“In the long run, patrimonial capitalism is the only kind that can exist.” The noted scholar of inequality (Capital in the Twenty-First Century, 2014, etc.) looks at recent events through an economist’s lens.
These columns from Libération, the leftist newsmagazine founded by Jean-Paul Sartre, span the years 2008 to the near-present and focus largely on European matters, especially the crisis of the Eurozone in the last few years and its predecessor meltdown in the wake of the global financial downturn of 2007. This odd period, Piketty remarks, is characterized by a decline in income even as wealth increases markedly—a seeming contradiction but all of a piece with how fortunes are amassed and transferred.
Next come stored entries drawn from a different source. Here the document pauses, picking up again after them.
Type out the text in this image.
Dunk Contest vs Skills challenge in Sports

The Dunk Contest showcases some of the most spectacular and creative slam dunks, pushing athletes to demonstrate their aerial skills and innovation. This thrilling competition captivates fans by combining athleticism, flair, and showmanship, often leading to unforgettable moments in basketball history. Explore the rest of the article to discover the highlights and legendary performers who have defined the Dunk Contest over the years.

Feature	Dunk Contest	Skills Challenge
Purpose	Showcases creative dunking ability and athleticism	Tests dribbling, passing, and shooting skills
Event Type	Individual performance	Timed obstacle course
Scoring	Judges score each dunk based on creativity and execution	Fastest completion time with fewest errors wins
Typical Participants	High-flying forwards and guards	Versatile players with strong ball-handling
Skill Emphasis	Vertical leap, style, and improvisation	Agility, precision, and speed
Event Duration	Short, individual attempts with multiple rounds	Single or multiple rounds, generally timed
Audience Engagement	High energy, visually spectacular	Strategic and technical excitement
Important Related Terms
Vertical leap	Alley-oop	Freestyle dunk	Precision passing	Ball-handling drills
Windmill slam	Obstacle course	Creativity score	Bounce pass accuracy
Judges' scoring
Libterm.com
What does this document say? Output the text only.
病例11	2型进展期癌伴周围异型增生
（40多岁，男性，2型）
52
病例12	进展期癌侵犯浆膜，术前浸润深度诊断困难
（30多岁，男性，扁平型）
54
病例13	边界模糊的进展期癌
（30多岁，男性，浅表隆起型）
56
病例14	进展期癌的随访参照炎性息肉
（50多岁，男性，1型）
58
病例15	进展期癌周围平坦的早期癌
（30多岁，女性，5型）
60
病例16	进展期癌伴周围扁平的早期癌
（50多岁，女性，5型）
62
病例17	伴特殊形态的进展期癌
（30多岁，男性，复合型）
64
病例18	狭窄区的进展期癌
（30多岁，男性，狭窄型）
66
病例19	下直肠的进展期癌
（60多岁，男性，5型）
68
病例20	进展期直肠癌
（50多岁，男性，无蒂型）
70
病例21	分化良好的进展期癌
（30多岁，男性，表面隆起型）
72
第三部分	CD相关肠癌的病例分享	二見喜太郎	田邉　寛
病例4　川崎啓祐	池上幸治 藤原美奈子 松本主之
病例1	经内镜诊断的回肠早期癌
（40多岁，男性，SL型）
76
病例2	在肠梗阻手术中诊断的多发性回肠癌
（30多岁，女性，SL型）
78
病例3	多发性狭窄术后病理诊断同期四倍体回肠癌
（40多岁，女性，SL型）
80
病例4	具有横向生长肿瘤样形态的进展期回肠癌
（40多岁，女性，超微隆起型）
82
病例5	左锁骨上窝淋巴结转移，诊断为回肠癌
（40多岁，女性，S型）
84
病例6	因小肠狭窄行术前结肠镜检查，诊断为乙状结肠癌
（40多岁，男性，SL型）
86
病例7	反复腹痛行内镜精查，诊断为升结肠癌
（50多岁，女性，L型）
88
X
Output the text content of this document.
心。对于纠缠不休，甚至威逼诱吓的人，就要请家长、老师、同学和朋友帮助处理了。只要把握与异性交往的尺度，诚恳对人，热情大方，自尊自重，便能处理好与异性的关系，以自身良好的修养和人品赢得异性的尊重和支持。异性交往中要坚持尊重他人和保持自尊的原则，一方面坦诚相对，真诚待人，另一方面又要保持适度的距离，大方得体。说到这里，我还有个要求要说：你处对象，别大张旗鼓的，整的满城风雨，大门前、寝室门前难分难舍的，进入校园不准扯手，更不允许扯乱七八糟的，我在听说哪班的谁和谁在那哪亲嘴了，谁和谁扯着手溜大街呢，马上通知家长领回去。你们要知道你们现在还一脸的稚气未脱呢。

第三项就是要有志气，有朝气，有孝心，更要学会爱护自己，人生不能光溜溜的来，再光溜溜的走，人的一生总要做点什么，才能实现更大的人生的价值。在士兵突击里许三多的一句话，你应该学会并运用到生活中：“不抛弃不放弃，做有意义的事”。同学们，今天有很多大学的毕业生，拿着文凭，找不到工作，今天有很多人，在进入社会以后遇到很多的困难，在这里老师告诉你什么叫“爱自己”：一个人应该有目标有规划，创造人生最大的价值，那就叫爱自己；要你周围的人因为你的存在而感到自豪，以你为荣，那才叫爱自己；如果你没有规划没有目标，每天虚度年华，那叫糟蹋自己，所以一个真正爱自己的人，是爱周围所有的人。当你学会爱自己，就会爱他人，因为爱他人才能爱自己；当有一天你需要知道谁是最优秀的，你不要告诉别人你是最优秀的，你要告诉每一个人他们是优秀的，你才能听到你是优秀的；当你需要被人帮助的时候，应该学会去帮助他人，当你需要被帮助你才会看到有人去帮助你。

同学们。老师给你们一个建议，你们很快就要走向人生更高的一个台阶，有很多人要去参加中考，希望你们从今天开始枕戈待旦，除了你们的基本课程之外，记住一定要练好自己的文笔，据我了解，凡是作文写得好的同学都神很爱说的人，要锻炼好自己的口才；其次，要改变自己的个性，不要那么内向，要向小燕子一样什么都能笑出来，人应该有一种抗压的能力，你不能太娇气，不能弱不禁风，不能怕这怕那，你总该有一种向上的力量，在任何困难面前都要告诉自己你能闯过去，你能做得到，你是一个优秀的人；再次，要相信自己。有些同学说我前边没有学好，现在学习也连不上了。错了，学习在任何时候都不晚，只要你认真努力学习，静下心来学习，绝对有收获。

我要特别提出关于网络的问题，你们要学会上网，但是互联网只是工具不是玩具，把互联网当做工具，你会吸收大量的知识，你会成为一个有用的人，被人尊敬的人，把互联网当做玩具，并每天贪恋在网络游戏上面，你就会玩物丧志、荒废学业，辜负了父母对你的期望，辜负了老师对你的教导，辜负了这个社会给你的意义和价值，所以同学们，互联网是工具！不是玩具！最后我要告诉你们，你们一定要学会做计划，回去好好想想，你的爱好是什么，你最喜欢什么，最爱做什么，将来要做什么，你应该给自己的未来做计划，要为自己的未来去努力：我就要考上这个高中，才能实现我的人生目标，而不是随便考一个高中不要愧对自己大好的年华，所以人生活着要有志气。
Even though “one certainly senses mounting public exasperation with the explosion of supersalaries for executives and traders over the past thirty years,” the author finds good economic reasons for the bailout of banks and bankers that followed the earlier crisis. His arguments often stray into moral realms, as when he decries the “obscene salaries” that accompany “senseless risk-taking behavior” on the parts of players within the financial system. Piketty also grumbles that getting decent worldwide governance of the financial system “will probably take many more crises.” Many of his pieces are comparatively easy to follow for readers without much knowledge of economics, especially when he picks apart topics that defy classical economic logic (“Do you understand anything about the carbon tax?” one piece from 2009 begins); in this he resembles Paul Krugman, who similarly writes clearly on complex topics. However, many of the other pieces require at least some knowledge of European affairs and of economics alike, as with his excursus on how Italian public debt is constructed.
If reading Piketty’s columns brings back bad memories of tough times of the recent past, it also helps make sense of recent financial history. Just be prepared for a mental workout.